Des références françaises au service d’une réception active

10L’intertextualité est particulièrement présente dans l’article intitulé « Marseille » qui débute par une citation :

  • 9 « (…) quand tout cela sera fini, si nous sommes sur le quai de Marseille le jour où le capitaine Ét (...)

« Wenn das hier mal alles vorbei sein wird« , sagt einer der in Nordafrika gequälten französischen Strafgefangenen, die Albert Londres jetzt geschildert hat, »wenn das hier mal alles vorbei ist, und wenn wir erst wieder in Marseille auf dem Kai stehen, und wenn dann der Hauptmann Etienne und der Sergeant Flandrin mit dem Schiff ankommen, um ihre Mutter zu besuchen – dann tragen wir ihnen das Gepäck gratis und franko bis an den Bahnhof Saint-Charles ! Was, Jungens ? » – (Tucholsky, 1993b : 192)9.

  • 10 « Et l’on rêve. »
  • 11 Marmetschke a souligné la nécessaire indépendance dont doit faire preuve le médiateur à l’égard du (...)

11Le journaliste mentionne l’auteur de cette phrase, Albert Londres, mais sans le présenter, ni préciser l’ouvrage dont elle est extraite.
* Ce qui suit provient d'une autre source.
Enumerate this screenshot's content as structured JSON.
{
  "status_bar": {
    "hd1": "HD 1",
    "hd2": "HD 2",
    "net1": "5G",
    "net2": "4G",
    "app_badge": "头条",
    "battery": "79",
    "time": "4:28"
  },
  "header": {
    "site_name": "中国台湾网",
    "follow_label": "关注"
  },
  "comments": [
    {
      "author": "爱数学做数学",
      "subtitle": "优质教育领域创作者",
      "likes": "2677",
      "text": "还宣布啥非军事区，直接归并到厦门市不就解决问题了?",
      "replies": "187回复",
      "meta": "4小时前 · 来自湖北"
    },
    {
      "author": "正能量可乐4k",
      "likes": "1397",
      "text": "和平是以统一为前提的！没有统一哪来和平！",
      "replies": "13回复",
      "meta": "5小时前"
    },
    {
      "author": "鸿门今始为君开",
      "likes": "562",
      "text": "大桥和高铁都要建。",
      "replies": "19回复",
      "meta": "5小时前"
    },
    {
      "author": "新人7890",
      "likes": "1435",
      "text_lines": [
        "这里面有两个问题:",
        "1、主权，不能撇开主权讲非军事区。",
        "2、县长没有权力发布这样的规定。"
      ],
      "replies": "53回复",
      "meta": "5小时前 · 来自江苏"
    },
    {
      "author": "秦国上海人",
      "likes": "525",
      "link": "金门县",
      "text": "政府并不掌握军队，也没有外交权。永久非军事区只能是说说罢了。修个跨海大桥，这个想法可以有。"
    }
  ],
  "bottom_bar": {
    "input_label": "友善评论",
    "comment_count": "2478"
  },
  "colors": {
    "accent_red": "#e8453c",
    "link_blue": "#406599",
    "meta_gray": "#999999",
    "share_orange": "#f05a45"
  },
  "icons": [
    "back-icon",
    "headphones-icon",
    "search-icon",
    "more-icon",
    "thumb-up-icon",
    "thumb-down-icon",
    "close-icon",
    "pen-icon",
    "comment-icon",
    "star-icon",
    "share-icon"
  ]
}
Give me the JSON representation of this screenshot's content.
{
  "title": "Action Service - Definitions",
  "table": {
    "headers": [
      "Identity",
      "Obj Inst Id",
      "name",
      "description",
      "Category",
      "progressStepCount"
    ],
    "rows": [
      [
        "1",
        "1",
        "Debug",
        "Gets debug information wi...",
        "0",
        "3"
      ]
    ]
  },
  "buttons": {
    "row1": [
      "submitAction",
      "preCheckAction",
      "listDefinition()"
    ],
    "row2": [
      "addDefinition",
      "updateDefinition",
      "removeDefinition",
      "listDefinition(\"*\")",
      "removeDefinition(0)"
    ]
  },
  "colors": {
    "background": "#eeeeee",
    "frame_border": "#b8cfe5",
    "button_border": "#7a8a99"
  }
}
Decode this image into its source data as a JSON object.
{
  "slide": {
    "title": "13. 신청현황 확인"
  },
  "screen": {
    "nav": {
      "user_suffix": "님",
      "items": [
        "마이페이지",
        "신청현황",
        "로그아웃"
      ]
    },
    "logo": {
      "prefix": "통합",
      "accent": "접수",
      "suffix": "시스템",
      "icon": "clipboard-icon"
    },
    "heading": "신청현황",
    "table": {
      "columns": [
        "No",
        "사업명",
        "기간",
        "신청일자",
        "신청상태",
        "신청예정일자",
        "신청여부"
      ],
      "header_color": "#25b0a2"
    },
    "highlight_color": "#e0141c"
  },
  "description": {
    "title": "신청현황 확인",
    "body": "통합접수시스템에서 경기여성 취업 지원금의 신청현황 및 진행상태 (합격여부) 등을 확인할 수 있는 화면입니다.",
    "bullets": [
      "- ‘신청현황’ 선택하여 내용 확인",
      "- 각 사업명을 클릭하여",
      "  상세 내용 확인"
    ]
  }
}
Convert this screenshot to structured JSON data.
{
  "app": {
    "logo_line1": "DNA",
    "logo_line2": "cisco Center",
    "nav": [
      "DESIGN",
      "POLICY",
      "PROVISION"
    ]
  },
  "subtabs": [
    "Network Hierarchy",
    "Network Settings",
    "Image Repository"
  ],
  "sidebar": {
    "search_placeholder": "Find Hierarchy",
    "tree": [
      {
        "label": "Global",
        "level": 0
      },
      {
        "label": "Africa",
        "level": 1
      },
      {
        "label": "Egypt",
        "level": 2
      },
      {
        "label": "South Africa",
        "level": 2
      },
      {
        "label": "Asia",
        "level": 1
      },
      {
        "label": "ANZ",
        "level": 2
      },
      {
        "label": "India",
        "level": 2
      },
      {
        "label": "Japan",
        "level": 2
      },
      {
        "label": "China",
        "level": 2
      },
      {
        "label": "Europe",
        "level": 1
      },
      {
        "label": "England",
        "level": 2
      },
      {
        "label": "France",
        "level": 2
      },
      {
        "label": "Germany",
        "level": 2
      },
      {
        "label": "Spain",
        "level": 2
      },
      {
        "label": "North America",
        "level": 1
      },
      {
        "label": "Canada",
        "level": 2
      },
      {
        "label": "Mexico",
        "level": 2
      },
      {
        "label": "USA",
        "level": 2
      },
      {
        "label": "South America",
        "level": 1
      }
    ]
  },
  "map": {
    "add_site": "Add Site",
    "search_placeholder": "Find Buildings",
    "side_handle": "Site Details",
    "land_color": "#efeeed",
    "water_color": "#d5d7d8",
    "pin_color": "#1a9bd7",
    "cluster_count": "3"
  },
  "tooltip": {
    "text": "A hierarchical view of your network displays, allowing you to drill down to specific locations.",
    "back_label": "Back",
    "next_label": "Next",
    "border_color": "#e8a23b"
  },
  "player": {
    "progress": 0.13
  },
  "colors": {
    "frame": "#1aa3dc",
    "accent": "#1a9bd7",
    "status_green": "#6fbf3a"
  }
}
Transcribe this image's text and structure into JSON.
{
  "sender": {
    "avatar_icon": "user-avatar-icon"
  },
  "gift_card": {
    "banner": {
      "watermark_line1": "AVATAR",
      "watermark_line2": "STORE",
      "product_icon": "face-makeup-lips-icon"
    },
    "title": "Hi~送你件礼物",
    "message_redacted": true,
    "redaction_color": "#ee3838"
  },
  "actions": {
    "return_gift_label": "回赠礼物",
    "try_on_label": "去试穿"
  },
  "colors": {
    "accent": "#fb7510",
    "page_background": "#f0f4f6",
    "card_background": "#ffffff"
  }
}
Tucholsky procède souvent ainsi. Il entend susciter la curiosité de ses lecteurs et les inciter à rechercher la référence. Au-delà de la question de la source, le contenu de cette citation surprend également. Cet extrait provient de Dante n’avait rien vu, un récit de 1924 sur un pénitencier en Afrique du nord dont Londres dénonce l’horreur. Le prisonnier qui s’y exprime évoque deux gardiens qui traitent les détenus de manière humaine et font exception dans cet univers carcéral. A priori, cette citation n’a aucun rapport avec le portrait de Marseille, hormis le fait que le récit débute à la gare St Charles. Cet intertexte offre cependant plus qu’une amorce pour la narration. Tucholsky est en effet sensible à la question de l’enfermement et du traitement réservé aux prisonniers, que ce soit en France ou en Allemagne, comme en témoignent nombre de ses articles. Ce préambule laisse entrevoir ce que la situation dans les geôles de la République peut avoir de révoltant. Cette noirceur cachée sur l’autre rive de la Méditerranée, vient contre-balancer l’éblouissement que produit sur le journaliste la découverte de Marseille et qu’il exprime par la répétition de la phrase : « so träumt man » (Tucholsky, 1993b : 192)10. Il prouve ainsi qu’il n’idéalise pas son pays hôte. La mise en exergue des contradictions françaises relève de la tactique du médiateur, soucieux d’afficher son indépendance d’esprit à l’égard de la France et ainsi sa crédibilité vis-à-vis de son lectorat11. Nous pouvons objecter que cette technique d’une intertextualité non explicite peut paraître pertinente lorsque Tucholsky renvoie à des auteurs germanophones et donc à une culture supposément commune. Il est en revanche moins évident que son lecteur fasse l’effort de se familiariser avec une œuvre étrangère même célèbre. Par conséquent, il ne percevra pas nécessairement la critique dirigée contre la France derrière l’hypotexte.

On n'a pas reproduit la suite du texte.